Enter Glenn Beck, talking.

PS. I'm not quoting the shit that is the Protocols of the Learned Elders of Zion without irony - the quote was cited by a writer on conspiracy theories, who debunks them over and over.


watchingthedeniers said...

The irony is incredible, I agree.

I grew up in a fairly working class area in Melbourne - a suburb called Dandenong. I was struck by the inherent conservatism and mistrust of "elites" and " university educated w@nkers" that many people held instinctively. I remember in my final year at high school when I was going to go to university many of my peers said "Why would you bother going back to school? Haven't you had a enough?"

Thank goodness I did go.

This kind of anti-intellectualism is in some respects an envy for the opportunity that many people of don't have. It is also something the Glenn Beck's play up. The irony is that so many of those ideologues come from upper middle-class or patrician backgrounds and are college educated. However, they don't' trust the "mob" will know how to handle information that contradicts conservative/right wing values.

For example: conservative often argue religion is necessary to "keep those people in check". Whether or not a supernatural deity exists is beside the point.

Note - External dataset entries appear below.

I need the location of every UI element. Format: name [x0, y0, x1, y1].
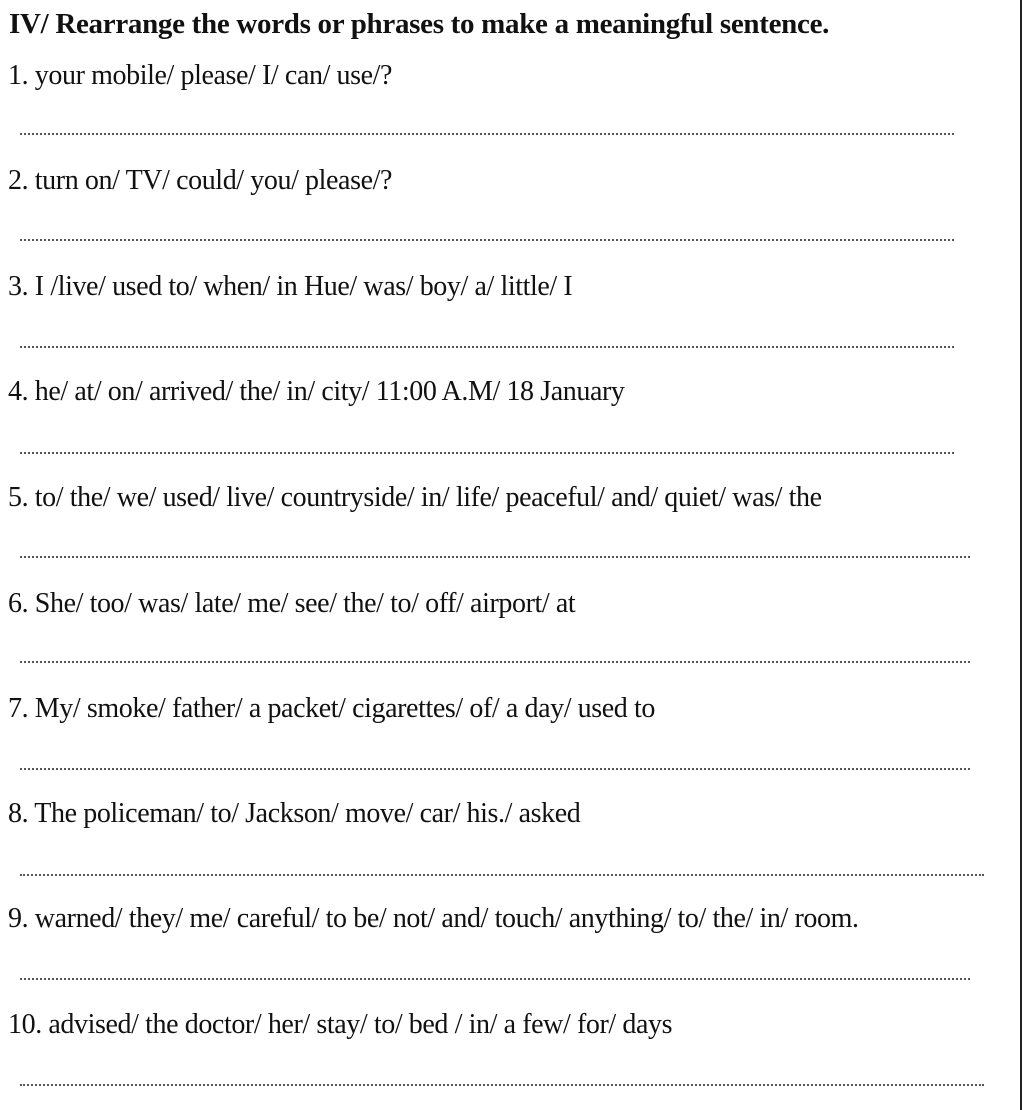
- page-right-border: [1020, 0, 1022, 1110]
- answer-line-8[interactable]: [20, 874, 984, 876]
- question-1: 1. your mobile/ please/ I/ can/ use/?: [8, 60, 393, 91]
- answer-line-7[interactable]: [20, 768, 970, 770]
- question-9: 9. warned/ they/ me/ careful/ to be/ not/ and/ touch/ anything/ to/ the/ in/ room.: [8, 903, 859, 934]
- question-6: 6. She/ too/ was/ late/ me/ see/ the/ to/ off/ airport/ at: [8, 588, 576, 619]
- question-4: 4. he/ at/ on/ arrived/ the/ in/ city/ 11:00 A.M/ 18 January: [8, 376, 625, 407]
- answer-line-5[interactable]: [20, 556, 970, 558]
- answer-line-2[interactable]: [20, 239, 954, 241]
- answer-line-6[interactable]: [20, 661, 970, 663]
- question-2: 2. turn on/ TV/ could/ you/ please/?: [8, 165, 393, 196]
- answer-line-9[interactable]: [20, 978, 970, 980]
- question-5: 5. to/ the/ we/ used/ live/ countryside/ in/ life/ peaceful/ and/ quiet/ was/ the: [8, 482, 822, 513]
- question-3: 3. I /live/ used to/ when/ in Hue/ was/ boy/ a/ little/ I: [8, 271, 573, 302]
- answer-line-1[interactable]: [20, 133, 954, 135]
- answer-line-4[interactable]: [20, 452, 954, 454]
- question-7: 7. My/ smoke/ father/ a packet/ cigarettes/ of/ a day/ used to: [8, 693, 655, 724]
- answer-line-10[interactable]: [20, 1084, 984, 1086]
- answer-line-3[interactable]: [20, 346, 954, 348]
- question-8: 8. The policeman/ to/ Jackson/ move/ car/ his./ asked: [8, 798, 581, 829]
- question-10: 10. advised/ the doctor/ her/ stay/ to/ bed / in/ a few/ for/ days: [8, 1009, 673, 1040]
- exercise-heading: IV/ Rearrange the words or phrases to make a meaningful sentence.: [9, 8, 830, 40]
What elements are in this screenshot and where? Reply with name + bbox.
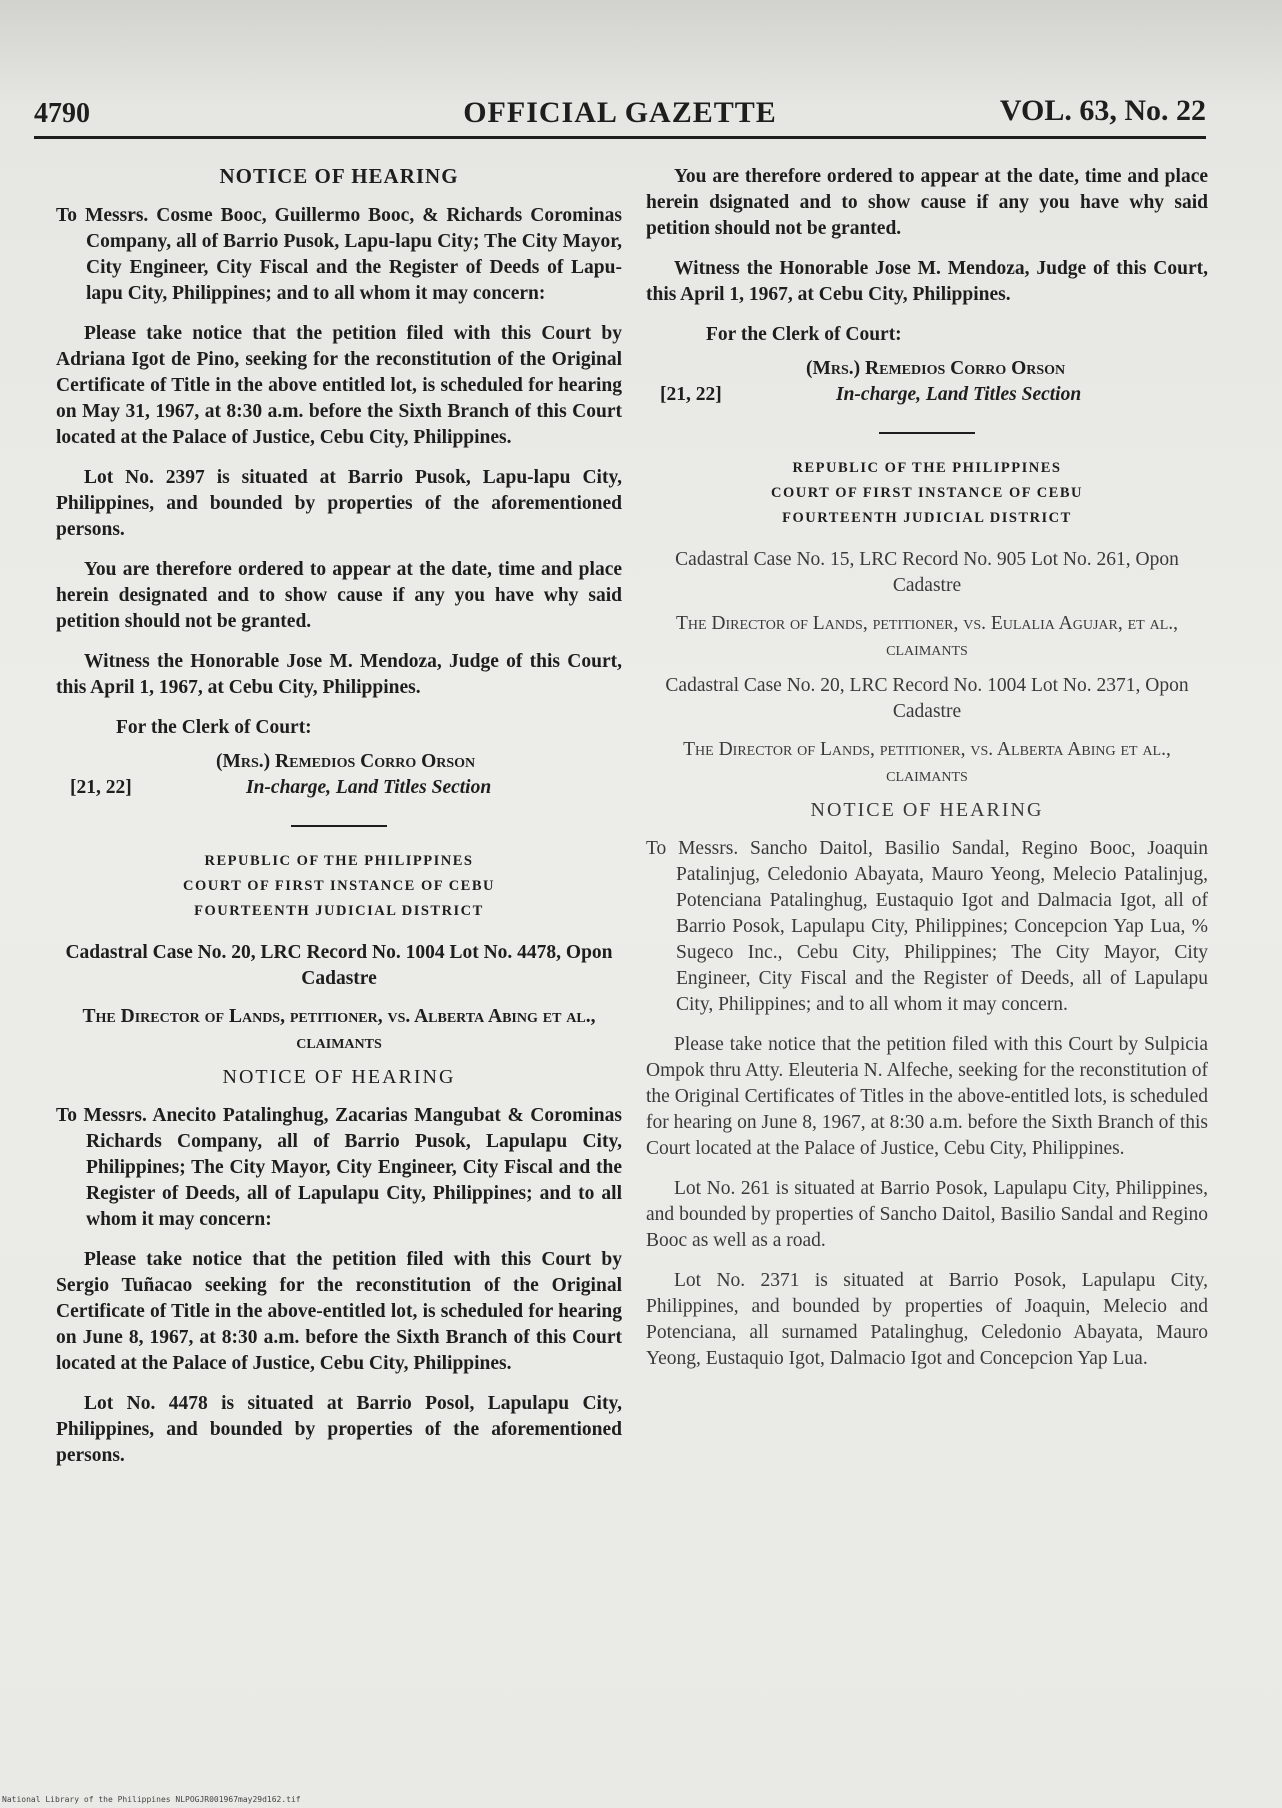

People "must" believe their actions are being monitored all the time by a great big invisible security camera in the sky. Otherwise - goes the argument - they will rape, kill and steal without compunction. It denies the possibility that individuals can be autonomous moral agents. Better to keep them in check with the opiate of the masses. "Without God, everything is permissible" goes the claim (natch, what I call the Dostoevsky gambit).

Seems they'd rather have the "poor" kept ill-informed.

dbmm said...

This blind spot regarding capitalism is also the genesis of a lot of conspiracies. Capitalism is intrinsically authoritarian, and often acts in a very conspiritorial way, but at the same time, posits its version of freedom - consumer choice, as the totality of freedom.

This is something that's been there from the start. Foucault, for instance, labels the entire bourgeois project under 'panopticism'; the panopticon being a kind of circular prison that both separates its inmates and allows their observation. i.e. liberal society is modelled on a prison.

Because of the identification of capitalism with freedom, this authoritarianism is overlooked. However, people do become aware of their unfree status and lack of control. But the blind spot means that they always look outside capitalism for its source. This is borne out by one of the common features of modern conspiracy theories - e.g. those concerning climate change or social medicine - it is always the individual as consumer that is threatened.